Sorry, aber da kam mir Dreierlei in den Sinn:

Erstens: "Eigentlich" interessante Frage, a b e r ......darüber steht in der Bibel tatsächlich - nichts?

Zweitens: Die Frage ist für uns Menschen unerheblich, da wir weder für sie beten sollen/dürfen, noch sie bekehren dürfen oder können, wir dürfen sie nicht ansprechen oder beachten, sondern sollen sie im Namen Gottes weg bitten ....

Drittens: (Darum) beschäftigen wir uns lieber mit Jesus und Seiner Erlösungstat, und damit es anderen Menschen zu vermitteln - also zu sagen, ein Traktat oder Evangelium zu geben, Zeugnis aus unserem eigenen Leben erzählen und/oder für sie beten.

Viertens:
In der Bibel lese ich wie am Anfang geschrieben, darüber nichts, "außer" dass sie immer ausgetrieben werden wo sie Menschen befallen und belästigt haben, und dass die Dämonen ("Teufel", je nach Übersetzung) "auch glauben, dass nur einer Gott ist, aber zittern vor Angst"

"Du glaubst, daß ein einiger Gott ist? Du tust wohl daran; die Teufel glauben's auch und zittern.(Jakobus 2,19).

 

johanna antworten
14 Antworten
Deborah71
(@deborah71)
Beigetreten : Vor 18 Jahren

Beiträge : 17190

@johanna 

wir dürfen sie nicht ansprechen oder beachten, sondern sollen sie im Namen Gottes weg bitten ...

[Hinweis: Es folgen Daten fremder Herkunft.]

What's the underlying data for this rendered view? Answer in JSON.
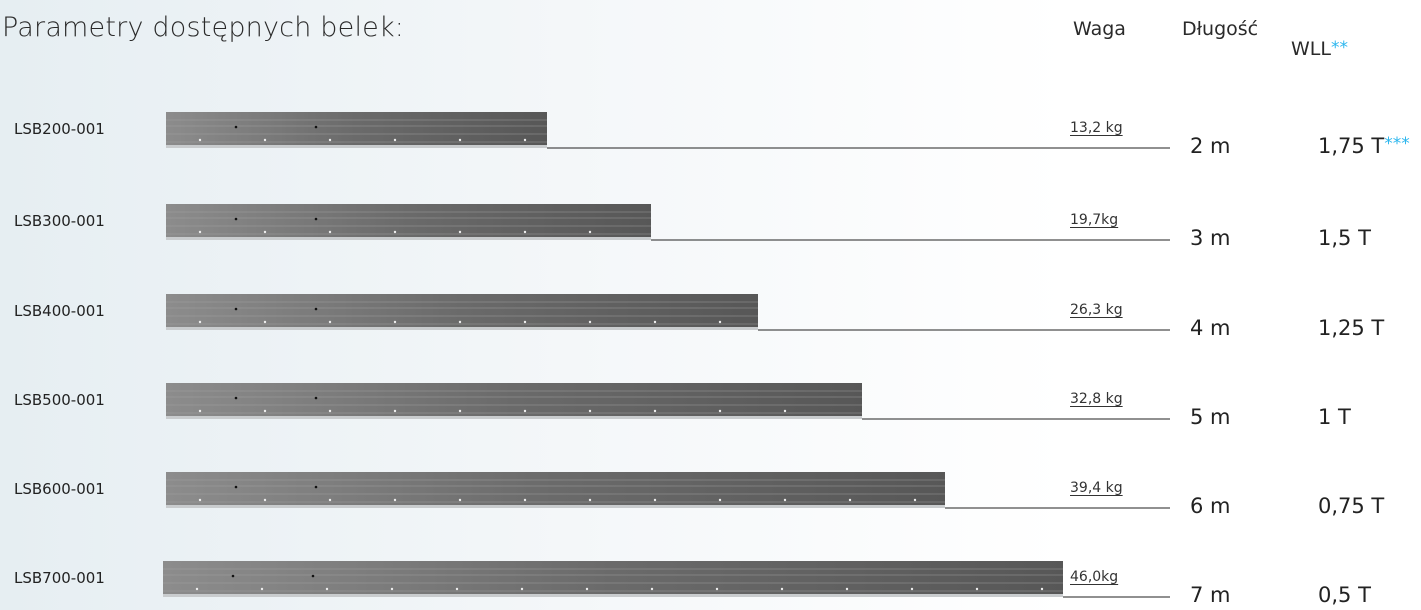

Hat Jesus sie denn weggebeten a lá Geht bitte?  Er hat sie konfrontiert und rausgeworfen mit Klartext.Diese Autorität ist uns in Jesu Namen verliehen.

Meinst du mit dem Nicht ansprechen, dass man sich nicht mit ihnen unterhalten soll?

deborah71 antworten
johanna
(@johanna)
Beigetreten : Vor 1 Monat

Beiträge : 36

@deborah71 

sorry, das war sehr unglücklich formuliert von mir. Ich meinte Gott bitten, sie fort zu schicken - 

also ich befehle ihnen nicht - im Namen Jesu oder Gottes oder "nur" so - weg zu gehen, ich spreche sie nicht an.

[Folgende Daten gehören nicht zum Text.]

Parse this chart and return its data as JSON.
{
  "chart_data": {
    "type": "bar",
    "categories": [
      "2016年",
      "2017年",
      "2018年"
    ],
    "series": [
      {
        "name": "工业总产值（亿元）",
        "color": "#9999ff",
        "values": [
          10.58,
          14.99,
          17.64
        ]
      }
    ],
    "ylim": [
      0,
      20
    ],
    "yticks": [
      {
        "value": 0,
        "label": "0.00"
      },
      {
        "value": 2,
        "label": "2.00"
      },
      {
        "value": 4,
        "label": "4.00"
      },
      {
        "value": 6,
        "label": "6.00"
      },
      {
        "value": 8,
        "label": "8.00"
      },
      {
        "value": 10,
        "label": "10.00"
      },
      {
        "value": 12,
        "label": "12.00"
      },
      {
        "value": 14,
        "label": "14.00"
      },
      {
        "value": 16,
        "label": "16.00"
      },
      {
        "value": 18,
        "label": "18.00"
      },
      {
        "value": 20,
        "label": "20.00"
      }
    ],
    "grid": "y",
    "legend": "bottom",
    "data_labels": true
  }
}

Ich bitte Gott, sie in Jesus Namen fort zu schicken - an einen Ort, der ER bestimmt und von dem sie nicht zurückkehren dürfen - nicht zu mir/der Person die es betrifft und in keinen anderen Menschen.

 

Doch wie beschrieben, nicht ansprechen-unterhalten schon gar nicht, aber nicht mal direkt ansprechen, wie beschrieben.

 

johanna antworten
Deborah71
(@deborah71)
Beigetreten : Vor 18 Jahren

Beiträge : 17190

@johanna 

Denkst du, dass Gott die Verwendung von Jesu Namen braucht, um einen Dämon wegzuschicken? Er ist doch Gott.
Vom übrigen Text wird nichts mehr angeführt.